Trentino: l’isola (felice) che non c’è
I giornali locali hanno riportato i dati riguardanti il lavoro dei giovani in Trentino che i temi della manovra, del patto dio Milano e dell’A22 avevano relegato ai margini della cronaca.
Nonostante che da parte di molti soggetti si tenti ancora di “correggere” o “giustificare” questa realtà, i dati dimostrano che il Trentino, nonostante le grandi disponibilità finanziarie – rispetto ad altre regioni – non è, se mai lo era stata, l’isola felice tanto propagandata dalla politica.
In trentino nei primi 5 mesi del 2011 si sono persi quasi 1000 posti di lavoro a cui si aggiungono i 2624 dello stesso periodo del 2010 mentre continua ad aumentare il trend negativo della disoccupazione giovanile è per chi è più fortunato si vede proporre un lavoro sempre più precario
L’esplosione della disoccupazione giovanile, i dati sull’aumento dei lavoratori in lista di mobilità e il massiccio ricorso alla precarietà sono dati che ci dicono che la provincia e le forze sociali per troppo tempo si sono compiaciute della manovra antirecessiva del 2009 pensando che aver investito qualche percentuale di punto di Pil in più rispetto a Roma sarebbe stato sufficiente a passare la nottata.
La durata della crisi e la crudezza dei dati ci dicono che il re è nudo mentre sul tavolo dell’autonomia non ci sono proposte tali da far prevedere un cambio di marcia sul versante del lavoro a fronte di un accelerazione dei grandi progetti (TAV e Metroland) e dell’introduzione dei ticket al pronto soccorso.
La proposta di ricorre all’apprendistato o a nuove forme di contratto che cancellino l’articolo 18 dello Statuto dei lavoratori (perché questo in buona sostanza è la proposta di Ichino e Boeri) serve solo ad aumentare l’attuale situazione di depressione e di precarietà in cui è stato cacciato il lavoro in Trentino.
Non dimentichiamo che le imprese puntano ad un mercato del lavoro duale. Da una parte aumentare il lavoro (sfruttamento) per gli attuali occupati e dall’altra avere, nel lavoro giovanile, una massa precaria e ricattabile da contrapporre ai lavoratori con contratto a tempo indeterminato.
Il contratto unico proposto da Ichino e Boeri sono la fusione di questa filosofia che per superare le differenze rende tutti i lavoratori, vecchi e giovani, precari, ricattabili e licenziabili e quindi in balia delle scelte unilaterali delle aziende.

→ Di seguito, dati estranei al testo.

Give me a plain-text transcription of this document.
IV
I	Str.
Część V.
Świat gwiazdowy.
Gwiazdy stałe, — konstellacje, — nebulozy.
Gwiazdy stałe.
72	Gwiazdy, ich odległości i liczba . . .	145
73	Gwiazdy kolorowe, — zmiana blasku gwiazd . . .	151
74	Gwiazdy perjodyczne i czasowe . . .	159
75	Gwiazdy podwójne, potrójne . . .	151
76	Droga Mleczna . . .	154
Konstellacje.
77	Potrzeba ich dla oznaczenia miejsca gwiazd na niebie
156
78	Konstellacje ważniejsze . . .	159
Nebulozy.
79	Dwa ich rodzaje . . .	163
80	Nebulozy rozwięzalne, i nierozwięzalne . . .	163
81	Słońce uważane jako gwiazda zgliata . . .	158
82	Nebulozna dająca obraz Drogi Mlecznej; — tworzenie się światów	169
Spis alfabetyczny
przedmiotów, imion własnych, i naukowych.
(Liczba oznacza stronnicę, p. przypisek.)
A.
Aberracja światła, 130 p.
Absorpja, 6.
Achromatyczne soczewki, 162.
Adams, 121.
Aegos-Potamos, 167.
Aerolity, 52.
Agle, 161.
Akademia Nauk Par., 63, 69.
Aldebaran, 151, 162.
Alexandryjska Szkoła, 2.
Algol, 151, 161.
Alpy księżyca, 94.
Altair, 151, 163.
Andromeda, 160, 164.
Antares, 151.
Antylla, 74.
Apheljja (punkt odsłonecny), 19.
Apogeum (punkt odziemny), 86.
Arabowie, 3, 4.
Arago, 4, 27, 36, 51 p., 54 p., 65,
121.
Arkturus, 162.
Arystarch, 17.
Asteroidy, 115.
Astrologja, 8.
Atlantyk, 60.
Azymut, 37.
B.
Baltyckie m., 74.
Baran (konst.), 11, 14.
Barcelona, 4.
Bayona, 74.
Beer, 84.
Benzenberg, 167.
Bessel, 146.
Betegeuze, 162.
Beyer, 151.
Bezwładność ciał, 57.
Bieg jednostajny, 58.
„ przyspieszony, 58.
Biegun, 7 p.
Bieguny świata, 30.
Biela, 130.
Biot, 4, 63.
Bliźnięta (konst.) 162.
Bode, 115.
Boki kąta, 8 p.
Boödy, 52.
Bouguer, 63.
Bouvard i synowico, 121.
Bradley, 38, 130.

Senza inventare astruse forme contrattuali o dilatare l’apprendistato (mi chiedo cosa abbia da apprendere un laureato in ingegneria o in elettronica ) sarebbe un grande passo verso la stabilità occupazionale se la Provincia assumesse alcune scelte politiche semplici ma efficaci.

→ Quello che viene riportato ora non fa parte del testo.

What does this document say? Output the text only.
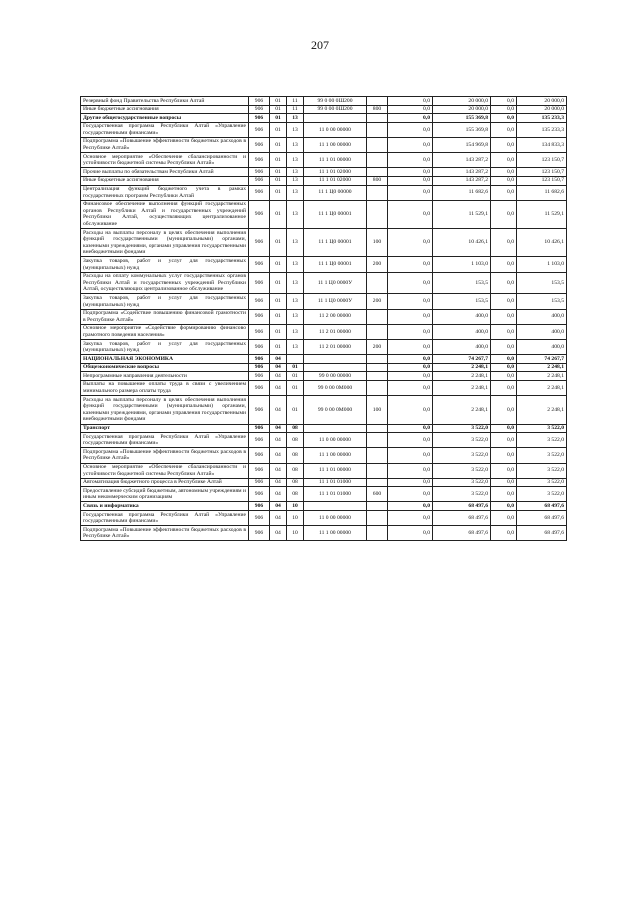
207
Резервный фонд Правительства Республики Алтай	906	01	11	99 0 00 0Ш200		0,0	20 000,0	0,0	20 000,0
Иные бюджетные ассигнования	906	01	11	99 0 00 0Ш200	800	0,0	20 000,0	0,0	20 000,0
Другие общегосударственные вопросы	906	01	13			0,0	155 369,8	0,0	135 233,3
Государственная программа Республики Алтай «Управление государственными финансами»	906	01	13	11 0 00 00000		0,0	155 369,8	0,0	135 233,3
Подпрограмма «Повышение эффективности бюджетных расходов в Республике Алтай»	906	01	13	11 1 00 00000		0,0	154 969,8	0,0	134 833,3
Основное мероприятие «Обеспечение сбалансированности и устойчивости бюджетной системы Республики Алтай»	906	01	13	11 1 01 00000		0,0	143 287,2	0,0	123 150,7
Прочие выплаты по обязательствам Республики Алтай	906	01	13	11 1 01 02000		0,0	143 287,2	0,0	123 150,7
Иные бюджетные ассигнования	906	01	13	11 1 01 02000	800	0,0	143 287,2	0,0	123 150,7
Централизация функций бюджетного учета в рамках государственных программ Республики Алтай	906	01	13	11 1 Ц0 00000		0,0	11 682,6	0,0	11 682,6
Финансовое обеспечение выполнения функций государственных органов Республики Алтай и государственных учреждений Республики Алтай, осуществляющих централизованное обслуживание	906	01	13	11 1 Ц0 00001		0,0	11 529,1	0,0	11 529,1
Расходы на выплаты персоналу в целях обеспечения выполнения функций государственными (муниципальными) органами, казенными учреждениями, органами управления государственными внебюджетными фондами	906	01	13	11 1 Ц0 00001	100	0,0	10 426,1	0,0	10 426,1
Закупка товаров, работ и услуг для государственных (муниципальных) нужд	906	01	13	11 1 Ц0 00001	200	0,0	1 103,0	0,0	1 103,0
Расходы на оплату коммунальных услуг государственных органов Республики Алтай и государственных учреждений Республики Алтай, осуществляющих централизованное обслуживание	906	01	13	11 1 Ц0 0000У		0,0	153,5	0,0	153,5
Закупка товаров, работ и услуг для государственных (муниципальных) нужд	906	01	13	11 1 Ц0 0000У	200	0,0	153,5	0,0	153,5
Подпрограмма «Содействие повышению финансовой грамотности в Республике Алтай»	906	01	13	11 2 00 00000		0,0	400,0	0,0	400,0
Основное мероприятие «Содействие формированию финансово грамотного поведения населения»	906	01	13	11 2 01 00000		0,0	400,0	0,0	400,0
Закупка товаров, работ и услуг для государственных (муниципальных) нужд	906	01	13	11 2 01 00000	200	0,0	400,0	0,0	400,0
НАЦИОНАЛЬНАЯ ЭКОНОМИКА	906	04				0,0	74 267,7	0,0	74 267,7
Общеэкономические вопросы	906	04	01			0,0	2 248,1	0,0	2 248,1
Непрограммные направления деятельности	906	04	01	99 0 00 00000		0,0	2 248,1	0,0	2 248,1
Выплаты на повышение оплаты труда в связи с увеличением минимального размера оплаты труда	906	04	01	99 0 00 0М000		0,0	2 248,1	0,0	2 248,1
Расходы на выплаты персоналу в целях обеспечения выполнения функций государственными (муниципальными) органами, казенными учреждениями, органами управления государственными внебюджетными фондами	906	04	01	99 0 00 0М000	100	0,0	2 248,1	0,0	2 248,1
Транспорт	906	04	08			0,0	3 522,0	0,0	3 522,0
Государственная программа Республики Алтай «Управление государственными финансами»	906	04	08	11 0 00 00000		0,0	3 522,0	0,0	3 522,0
Подпрограмма «Повышение эффективности бюджетных расходов в Республике Алтай»	906	04	08	11 1 00 00000		0,0	3 522,0	0,0	3 522,0
Основное мероприятие «Обеспечение сбалансированности и устойчивости бюджетной системы Республики Алтай»	906	04	08	11 1 01 00000		0,0	3 522,0	0,0	3 522,0
Автоматизация бюджетного процесса в Республике Алтай	906	04	08	11 1 01 01000		0,0	3 522,0	0,0	3 522,0
Предоставление субсидий бюджетным, автономным учреждениям и иным некоммерческим организациям	906	04	08	11 1 01 01000	600	0,0	3 522,0	0,0	3 522,0
Связь и информатика	906	04	10			0,0	68 497,6	0,0	68 497,6
Государственная программа Республики Алтай «Управление государственными финансами»	906	04	10	11 0 00 00000		0,0	68 497,6	0,0	68 497,6
Подпрограмма «Повышение эффективности бюджетных расходов в Республике Алтай»	906	04	10	11 1 00 00000		0,0	68 497,6	0,0	68 497,6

1) consolidare a tempo indeterminato tutti i contratti a termine che sono alle dipendenze della Pat, dei comuni, delle aziende collegate o a partecipazione pubblica in Trentino. Si tratta di alcune migliaia di lavoratori
2) stabilire che tutte le aziende che direttamente tramite appalto, o indirettamente con le convenzioni lavorano per con l’Ente pubblico, o con aziende pubbliche, non possano avere (salvo casi eccezionali, motivati e per brevi periodi) lavoratori con contratti precari.
Forse, anzi sicuramente, questa scelta non risolverà il problema della precarietà ma sarà un grande esempio di come l’Ente Pubblico può svolgere un ruolo guida ed essere di esempio per contrastare questa metastasi generale che ruba il futuro ai giovani cancellando i diritti di tutti. Un cancro sociale che si chiama precarietà nel e del lavoro.
Ezio Casagranda
28 settembre 2011
Non preoccupatevi, dopo un lavoro precario a vita ed un salario da fame Dellai ci propina anche la sanità integrativa.
Nel futuro, giovani e anziani, avranno la libertà di scegliere se fare la spesa al supermercato o pagare la sanità.
Cosa volete di più? La libertà non ha prezzo!!!!!